There’s been a big thing around the whistle-blowing website WikiLeaks.
Since the revelations a few weeks ago about the site, many companies have pulled their support from WikiLeaks, such as Mastercard, Paypal and Amazon. Since WikiLeaks began to publish 250,000 leaked diplomatic cables, the US government had written to the website saying that their actions were illegal, though they deny that they’ve put pressure on the firms to withdraw services.
But since these companies, amongst others, pulled out of WikiLeaks, they have been under attack by pro-WikiLeaks hackers.
How? DDOS attacks, or Distributed Denial-Of-Service attacks.
No idea how DDOS attacks work? Well, when you clicked on the link to this article (for example), you sent a request to Wicid to see the page, then Wicid sends the page to you to see. What DDOS attacks do is that hackers bombard websites with requests (millions of requests per second, roughly) until the targeted websites are unable to cope, forcing them to go down. The hackers use something called a botnet to send the millions of requests at a time. The software has been downloaded over 300,000 times.
Who are behind these DDOS attacks? A group of hacktivists called Anonymous who believe that WikiLeaks is proof that the internet is open and free. One of them, named Coldblood, told the BBC that “more and more people are downloading the voluntary botnet tool,” adding that thousands of people have joined up in the “war of data”, as he described it.

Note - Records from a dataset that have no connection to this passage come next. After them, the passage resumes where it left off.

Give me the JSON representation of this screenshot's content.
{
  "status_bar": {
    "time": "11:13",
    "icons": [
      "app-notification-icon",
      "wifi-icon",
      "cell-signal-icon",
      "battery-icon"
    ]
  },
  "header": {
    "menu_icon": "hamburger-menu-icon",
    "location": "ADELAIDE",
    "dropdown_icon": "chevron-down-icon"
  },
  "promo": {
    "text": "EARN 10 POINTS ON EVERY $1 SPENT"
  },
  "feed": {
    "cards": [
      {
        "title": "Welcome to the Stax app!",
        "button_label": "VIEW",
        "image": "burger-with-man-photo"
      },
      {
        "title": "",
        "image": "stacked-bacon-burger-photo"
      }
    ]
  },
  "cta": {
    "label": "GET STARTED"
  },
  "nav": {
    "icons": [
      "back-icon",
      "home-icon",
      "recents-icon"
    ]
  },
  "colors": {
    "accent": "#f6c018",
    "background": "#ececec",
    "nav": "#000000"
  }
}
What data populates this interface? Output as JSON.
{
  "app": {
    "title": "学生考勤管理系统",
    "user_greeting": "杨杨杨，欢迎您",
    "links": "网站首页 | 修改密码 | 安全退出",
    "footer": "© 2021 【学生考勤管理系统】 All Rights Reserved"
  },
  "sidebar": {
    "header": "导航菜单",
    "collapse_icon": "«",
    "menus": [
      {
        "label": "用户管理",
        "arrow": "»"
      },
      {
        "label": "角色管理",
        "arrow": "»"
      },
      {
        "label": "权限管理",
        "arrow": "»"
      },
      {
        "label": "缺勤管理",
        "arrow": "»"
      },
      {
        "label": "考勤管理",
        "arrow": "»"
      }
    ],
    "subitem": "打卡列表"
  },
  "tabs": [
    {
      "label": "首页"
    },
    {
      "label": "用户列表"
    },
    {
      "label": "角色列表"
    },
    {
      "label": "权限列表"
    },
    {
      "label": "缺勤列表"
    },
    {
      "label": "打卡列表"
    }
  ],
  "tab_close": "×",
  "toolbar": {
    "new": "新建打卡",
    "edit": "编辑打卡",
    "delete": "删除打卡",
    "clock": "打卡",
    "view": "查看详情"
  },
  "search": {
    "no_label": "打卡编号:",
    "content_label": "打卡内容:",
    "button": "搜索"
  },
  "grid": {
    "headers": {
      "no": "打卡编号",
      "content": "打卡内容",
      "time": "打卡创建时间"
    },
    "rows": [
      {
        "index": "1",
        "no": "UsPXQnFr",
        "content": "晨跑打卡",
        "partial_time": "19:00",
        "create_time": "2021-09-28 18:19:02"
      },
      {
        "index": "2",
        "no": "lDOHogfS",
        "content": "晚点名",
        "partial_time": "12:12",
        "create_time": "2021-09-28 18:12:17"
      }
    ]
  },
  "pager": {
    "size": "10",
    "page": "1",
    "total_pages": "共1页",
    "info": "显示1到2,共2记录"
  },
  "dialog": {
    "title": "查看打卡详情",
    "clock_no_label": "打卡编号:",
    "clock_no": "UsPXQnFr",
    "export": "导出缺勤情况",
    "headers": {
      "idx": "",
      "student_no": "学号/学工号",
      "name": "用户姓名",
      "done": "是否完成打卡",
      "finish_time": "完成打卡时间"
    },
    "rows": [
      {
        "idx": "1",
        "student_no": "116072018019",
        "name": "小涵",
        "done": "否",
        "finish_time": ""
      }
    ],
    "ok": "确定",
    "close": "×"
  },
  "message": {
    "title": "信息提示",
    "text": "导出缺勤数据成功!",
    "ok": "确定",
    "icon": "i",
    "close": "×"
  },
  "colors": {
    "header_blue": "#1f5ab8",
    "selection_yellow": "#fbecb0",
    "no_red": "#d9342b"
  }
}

Recently, one of these hacktivists has told Sky News that more cyber attacks will accrue. He told Sky News that “our pool of targets is actually verily limited”, adding “we are going after the agencies that were directly involved in the censorship of WikiLeaks”.
The member of Anonymous, codenamed Bass, continued to say that “They include PayPal who cut off services and withheld funds. The same with Visa and MasterCard, then Amazon who cut off their service support.
“We don’t attack the media, that is a big no no. Even the media that has been critical of us, we don’t attack any of the news”
Users of Facebook, Twitter and other social networking sites could breathe a sign of relief, as Bass stated that “even though they have done some things against us we’re not going after them.”
Though these hacktivists are only attacking those they feel are censoring the internet, this could be the dawn of a new form of warfare.
Us humans have become rather reliant on the web in this day in age. Imagine if a group that isn’t like Anonymous and has their eyes set to attack the media. This could result in major problems.
Granted, it won’t be the end of the world if you couldn’t read your emails for a few days, but imagine if someone targets an online store, for instance. The online store will lose money due to the site not working, resulting in loss of earnings and, if the site is down long enough, could spell the end of the company.
It is something worth thinking about. Could DDOS attacks be the new form of warfare? Or even worse, terrorism?